Referring to the standard practice adopted by cable operators worldwide with regard to set-top boxes (STBs), the charter of demands opposed the insistence on the part of the cable operators here that the STBs should be purchased by the consumers. “The STBs must be installed by the service provider as part of the installation process. This is the standard practice overseas: the STB is the property of the service provider who is also responsible for its service, repair or replacement. The cost is amortised over the STB’s expected life and built into the monthly rental.”

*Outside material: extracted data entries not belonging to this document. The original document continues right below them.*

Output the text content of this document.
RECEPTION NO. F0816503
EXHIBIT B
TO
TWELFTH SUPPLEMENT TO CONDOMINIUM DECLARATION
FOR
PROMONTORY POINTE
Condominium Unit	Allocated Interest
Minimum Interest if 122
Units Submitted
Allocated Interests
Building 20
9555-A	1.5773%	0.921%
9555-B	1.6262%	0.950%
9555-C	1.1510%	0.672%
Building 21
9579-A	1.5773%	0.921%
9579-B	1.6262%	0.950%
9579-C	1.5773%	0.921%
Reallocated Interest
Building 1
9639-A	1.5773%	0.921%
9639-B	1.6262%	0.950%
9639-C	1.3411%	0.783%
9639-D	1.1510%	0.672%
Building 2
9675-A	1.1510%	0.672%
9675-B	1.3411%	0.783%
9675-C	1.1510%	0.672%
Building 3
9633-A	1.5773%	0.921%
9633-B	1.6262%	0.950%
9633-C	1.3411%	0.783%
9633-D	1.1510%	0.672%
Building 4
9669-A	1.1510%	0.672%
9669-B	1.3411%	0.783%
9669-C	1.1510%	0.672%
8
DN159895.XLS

Alleging that thus far, consumers were on the whims and fancies of the cable operators, who increased the monthly rentals every now and then, and that too without providing any rationale, Mr. Gandhi demanded that steps needed to be taken which ensured that the monthly rentals were not hiked arbitrarily. Increases should be uniform, transparent and applicable to all viewers. Rentals must be based on cost-plus principles not on opportunistic market-limiting (i.e. the highest the market can bear) principles, the charter demanded.
With joint families very much being part of Indian lifestyles and a number of households having more than one television set, a substantial discount should be offered in such cases, CUTS said.